Matteo’s jaw tightened, and for the first time since they’d left the safe room, Elena saw something close to helplessness in him. Not fear for himself. Fear for the chain of events. Fear for how quickly her life could be rewritten by other people’s paperwork.
Then the hallway’s overhead speaker crackled.
Not a voice from a directive channel. A public announcement. Clear. Recorded. The kind of broadcast that made people stop and pretend they were calm.
“Attention. A fugitive warrant has been issued for Elena Russo. Immediate compliance required.”
The sound of it rolled through the corridor like a stain spreading across white fabric.

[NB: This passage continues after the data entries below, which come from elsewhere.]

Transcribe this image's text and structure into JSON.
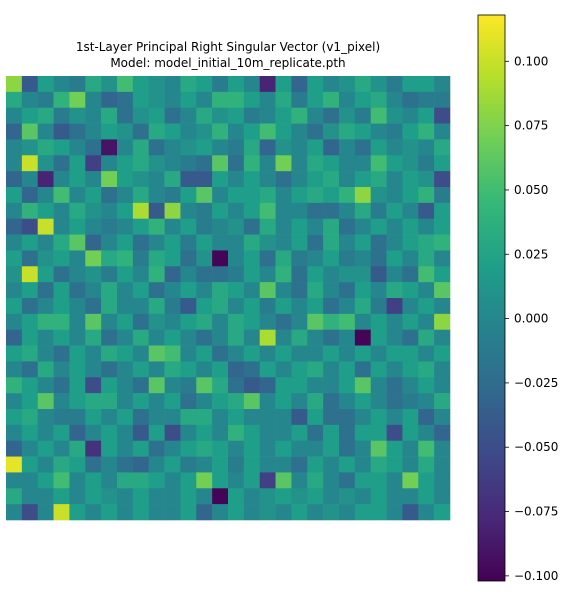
{
  "chart_data": {
    "type": "heatmap",
    "title": "1st-Layer Principal Right Singular Vector (v1_pixel)",
    "subtitle": "Model: model_initial_10m_replicate.pth",
    "xlabel": "",
    "ylabel": "",
    "axes_visible": false,
    "grid": false,
    "colormap": "viridis",
    "colormap_stops": [
      "#440154",
      "#482878",
      "#3e4989",
      "#31688e",
      "#26828e",
      "#1f9e89",
      "#35b779",
      "#6ece58",
      "#b5de2b",
      "#fde725"
    ],
    "colorbar": {
      "position": "right",
      "vmin": -0.102,
      "vmax": 0.118,
      "ticks": [
        -0.1,
        -0.075,
        -0.05,
        -0.025,
        0.0,
        0.025,
        0.05,
        0.075,
        0.1
      ],
      "tick_labels": [
        "−0.100",
        "−0.075",
        "−0.050",
        "−0.025",
        "0.000",
        "0.025",
        "0.050",
        "0.075",
        "0.100"
      ]
    },
    "rows": 28,
    "cols": 28,
    "values": [
      [
        0.08,
        -0.04,
        0.02,
        0.0,
        -0.01,
        0.03,
        0.01,
        0.05,
        0.02,
        0.01,
        0.0,
        0.03,
        0.02,
        -0.01,
        0.02,
        0.0,
        -0.08,
        0.02,
        -0.03,
        0.02,
        0.0,
        0.01,
        0.03,
        0.01,
        -0.01,
        0.02,
        0.02,
        0.0
      ],
      [
        0.03,
        0.0,
        -0.01,
        0.04,
        0.07,
        0.0,
        -0.03,
        -0.02,
        0.02,
        0.01,
        0.0,
        0.02,
        0.0,
        0.04,
        0.04,
        0.02,
        0.0,
        0.03,
        -0.01,
        0.02,
        0.04,
        0.0,
        0.02,
        0.03,
        0.0,
        -0.02,
        -0.01,
        -0.01
      ],
      [
        0.0,
        0.02,
        0.03,
        -0.01,
        0.01,
        0.0,
        0.03,
        -0.02,
        0.01,
        0.02,
        -0.02,
        0.0,
        0.03,
        0.01,
        0.02,
        -0.01,
        0.0,
        0.02,
        0.04,
        0.0,
        -0.02,
        0.01,
        -0.01,
        0.05,
        0.01,
        0.0,
        0.02,
        -0.05
      ],
      [
        -0.03,
        0.06,
        0.0,
        -0.04,
        -0.02,
        0.0,
        0.02,
        0.01,
        -0.02,
        0.03,
        0.02,
        0.0,
        0.01,
        0.04,
        0.0,
        0.02,
        0.05,
        0.02,
        0.0,
        -0.02,
        0.01,
        0.03,
        0.02,
        0.0,
        -0.01,
        0.02,
        0.04,
        0.0
      ],
      [
        0.0,
        0.01,
        0.03,
        0.02,
        0.0,
        -0.02,
        -0.09,
        0.0,
        0.03,
        -0.02,
        0.0,
        0.01,
        0.02,
        0.0,
        -0.01,
        0.03,
        -0.03,
        0.01,
        0.0,
        0.02,
        -0.03,
        0.0,
        -0.02,
        0.02,
        0.0,
        0.01,
        0.0,
        0.03
      ],
      [
        0.0,
        0.1,
        0.01,
        -0.02,
        0.02,
        -0.06,
        0.0,
        0.02,
        0.03,
        0.01,
        0.0,
        -0.01,
        -0.02,
        0.06,
        -0.02,
        0.04,
        0.0,
        0.07,
        0.0,
        0.03,
        0.02,
        0.0,
        0.0,
        0.05,
        0.02,
        0.01,
        -0.01,
        0.02
      ],
      [
        -0.03,
        0.0,
        -0.08,
        0.0,
        0.02,
        0.0,
        0.07,
        0.02,
        0.01,
        0.0,
        0.03,
        -0.04,
        -0.04,
        0.02,
        0.0,
        0.02,
        0.0,
        -0.02,
        0.0,
        0.02,
        0.03,
        0.0,
        0.02,
        0.03,
        0.0,
        0.02,
        0.01,
        -0.05
      ],
      [
        0.02,
        -0.03,
        0.0,
        0.05,
        0.0,
        0.02,
        -0.02,
        0.0,
        0.03,
        0.0,
        -0.01,
        0.02,
        0.06,
        0.0,
        0.02,
        0.02,
        0.03,
        0.0,
        0.02,
        0.03,
        0.02,
        0.04,
        0.08,
        0.01,
        0.0,
        0.02,
        0.04,
        -0.01
      ],
      [
        0.0,
        0.04,
        0.02,
        0.0,
        0.03,
        0.01,
        0.0,
        0.02,
        0.09,
        -0.04,
        0.08,
        0.0,
        -0.01,
        0.02,
        0.0,
        0.02,
        0.05,
        0.0,
        0.0,
        -0.02,
        -0.02,
        0.0,
        0.03,
        -0.01,
        0.02,
        0.0,
        -0.04,
        0.02
      ],
      [
        -0.03,
        -0.05,
        0.1,
        0.0,
        0.02,
        0.0,
        -0.01,
        0.0,
        0.02,
        0.04,
        0.0,
        0.02,
        -0.01,
        0.0,
        0.01,
        -0.02,
        0.03,
        0.0,
        0.02,
        0.0,
        0.03,
        -0.02,
        0.0,
        0.02,
        0.0,
        0.02,
        0.0,
        0.02
      ],
      [
        0.0,
        0.02,
        0.0,
        0.03,
        0.06,
        -0.03,
        0.0,
        0.02,
        -0.02,
        0.0,
        0.02,
        -0.01,
        0.02,
        0.0,
        0.0,
        0.03,
        0.01,
        0.0,
        0.02,
        -0.02,
        0.03,
        0.0,
        0.02,
        -0.02,
        0.0,
        0.02,
        0.03,
        0.04
      ],
      [
        0.02,
        -0.02,
        0.01,
        0.02,
        0.0,
        0.07,
        0.03,
        0.04,
        -0.01,
        0.03,
        0.02,
        -0.02,
        0.01,
        -0.1,
        0.0,
        0.02,
        -0.02,
        0.03,
        -0.01,
        0.0,
        0.02,
        -0.01,
        0.0,
        -0.02,
        0.02,
        0.0,
        0.03,
        0.0
      ],
      [
        0.01,
        0.1,
        0.02,
        -0.02,
        0.0,
        0.01,
        -0.01,
        0.02,
        0.0,
        0.04,
        -0.03,
        0.0,
        -0.02,
        -0.02,
        -0.01,
        0.02,
        0.0,
        0.04,
        -0.02,
        0.02,
        0.0,
        0.01,
        0.01,
        -0.04,
        0.0,
        -0.02,
        0.05,
        0.02
      ],
      [
        0.0,
        0.02,
        -0.02,
        0.02,
        -0.02,
        0.0,
        0.03,
        0.0,
        0.02,
        -0.02,
        0.0,
        0.02,
        0.0,
        0.03,
        0.02,
        0.0,
        0.06,
        0.0,
        -0.02,
        0.03,
        0.0,
        -0.02,
        0.02,
        0.0,
        0.03,
        0.02,
        0.0,
        0.06
      ],
      [
        0.02,
        -0.02,
        0.0,
        0.02,
        0.0,
        -0.02,
        0.03,
        0.0,
        0.0,
        0.03,
        -0.01,
        -0.04,
        0.02,
        0.03,
        0.0,
        0.02,
        -0.01,
        0.02,
        0.0,
        0.02,
        -0.02,
        0.0,
        0.03,
        -0.01,
        -0.06,
        0.0,
        0.02,
        0.0
      ],
      [
        0.0,
        0.02,
        0.04,
        0.04,
        0.0,
        0.06,
        0.0,
        0.02,
        -0.02,
        0.01,
        0.0,
        0.02,
        0.03,
        0.0,
        0.03,
        0.02,
        0.0,
        -0.02,
        0.0,
        0.06,
        0.04,
        0.05,
        0.0,
        0.02,
        0.0,
        0.02,
        0.0,
        0.08
      ],
      [
        -0.03,
        0.02,
        0.0,
        0.02,
        0.0,
        0.03,
        -0.02,
        0.0,
        0.03,
        0.0,
        0.02,
        0.0,
        -0.02,
        0.0,
        0.03,
        0.0,
        0.09,
        0.0,
        0.03,
        0.0,
        -0.02,
        0.0,
        -0.1,
        0.02,
        0.0,
        -0.02,
        0.03,
        0.0
      ],
      [
        0.02,
        0.03,
        0.0,
        -0.02,
        0.02,
        0.0,
        0.03,
        0.02,
        0.0,
        0.06,
        0.05,
        0.0,
        0.02,
        -0.02,
        0.0,
        0.02,
        0.0,
        0.02,
        0.0,
        0.0,
        0.02,
        0.0,
        0.02,
        0.0,
        0.02,
        0.02,
        0.0,
        0.02
      ],
      [
        0.0,
        -0.02,
        0.03,
        0.0,
        0.02,
        0.0,
        -0.02,
        0.0,
        0.02,
        0.0,
        0.03,
        0.02,
        0.0,
        0.02,
        -0.03,
        -0.02,
        0.02,
        0.0,
        0.02,
        0.03,
        0.0,
        0.02,
        -0.02,
        0.02,
        0.0,
        0.02,
        0.03,
        0.0
      ],
      [
        0.04,
        0.02,
        0.0,
        -0.02,
        0.02,
        -0.05,
        0.02,
        0.0,
        -0.02,
        0.06,
        0.0,
        -0.01,
        0.06,
        0.03,
        -0.02,
        -0.04,
        -0.03,
        0.02,
        0.02,
        0.0,
        0.0,
        0.02,
        0.06,
        0.0,
        -0.02,
        0.0,
        0.02,
        0.0
      ],
      [
        0.0,
        0.02,
        0.06,
        0.0,
        0.02,
        0.03,
        0.03,
        0.0,
        0.02,
        0.0,
        0.02,
        -0.02,
        0.0,
        0.02,
        0.03,
        0.06,
        0.0,
        0.02,
        0.0,
        0.03,
        -0.02,
        0.0,
        0.02,
        0.0,
        -0.02,
        -0.01,
        0.0,
        0.03
      ],
      [
        0.02,
        0.03,
        0.0,
        -0.01,
        -0.01,
        0.02,
        0.0,
        0.02,
        -0.02,
        0.0,
        0.0,
        0.03,
        0.03,
        0.0,
        0.02,
        0.0,
        0.0,
        0.0,
        -0.04,
        0.02,
        -0.02,
        -0.02,
        0.0,
        0.02,
        0.0,
        0.02,
        -0.03,
        0.0
      ],
      [
        0.0,
        0.02,
        0.0,
        0.02,
        -0.03,
        0.0,
        0.02,
        0.0,
        -0.04,
        0.02,
        -0.05,
        0.0,
        0.02,
        0.0,
        0.04,
        0.02,
        0.0,
        0.0,
        0.02,
        -0.02,
        0.02,
        -0.02,
        0.02,
        0.02,
        -0.05,
        0.02,
        0.0,
        -0.03
      ],
      [
        -0.03,
        0.0,
        0.02,
        0.0,
        0.03,
        -0.07,
        0.02,
        0.0,
        0.02,
        -0.02,
        0.0,
        0.02,
        0.03,
        0.02,
        0.0,
        0.02,
        0.0,
        0.02,
        0.0,
        0.0,
        0.02,
        -0.02,
        0.0,
        0.06,
        0.02,
        0.0,
        0.05,
        0.0
      ],
      [
        0.11,
        0.02,
        0.0,
        0.03,
        0.02,
        -0.02,
        0.0,
        -0.02,
        -0.03,
        0.0,
        0.02,
        -0.01,
        0.0,
        0.02,
        -0.01,
        0.02,
        0.0,
        0.0,
        -0.02,
        0.02,
        0.0,
        0.02,
        0.0,
        0.03,
        0.02,
        0.0,
        0.03,
        0.0
      ],
      [
        0.0,
        0.0,
        0.02,
        0.05,
        0.0,
        0.02,
        0.0,
        0.03,
        0.03,
        0.02,
        0.0,
        0.02,
        0.07,
        0.02,
        0.0,
        0.02,
        -0.06,
        0.06,
        0.0,
        0.03,
        0.0,
        -0.02,
        0.02,
        0.02,
        0.0,
        0.07,
        0.02,
        0.0
      ],
      [
        0.03,
        0.0,
        0.0,
        0.02,
        0.0,
        0.02,
        0.01,
        0.0,
        0.02,
        0.0,
        0.0,
        0.02,
        0.0,
        -0.1,
        0.02,
        0.0,
        0.01,
        0.02,
        0.01,
        0.02,
        0.0,
        0.01,
        0.0,
        0.02,
        0.0,
        0.0,
        0.02,
        0.0
      ],
      [
        0.0,
        -0.05,
        0.0,
        0.1,
        0.02,
        0.0,
        0.02,
        0.0,
        0.02,
        0.0,
        0.0,
        0.02,
        -0.03,
        0.0,
        0.02,
        0.0,
        0.01,
        0.0,
        0.02,
        0.0,
        0.01,
        0.0,
        0.02,
        0.02,
        0.0,
        -0.04,
        0.0,
        0.02
      ]
    ]
  }
}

Elena’s stomach dropped. Her skin went cold.
“That’s - ” she began, but the rest of her sentence died in her throat.
Matteo’s hand shot out and yanked her behind a service panel. The panel door opened with a squeal, and cold air spilled out from inside the wall. Elena smelled dust and something metallic - old wiring.
Her pulse hammered hard enough to make her ears ring. She tried to speak again, but words tangled with anger.
“This is impossible,” she said, voice thin. “I didn’t - I haven’t - ”
Matteo’s eyes met hers. “They forged it.”
“They can’t forge - ” Elena’s voice cracked. She didn’t finish, because the truth was worse than impossible. They didn’t have to forge everything. They just needed her to look guilty enough that people would stop asking questions and start obeying.
The hallway speaker hissed and repeated the announcement once more, louder.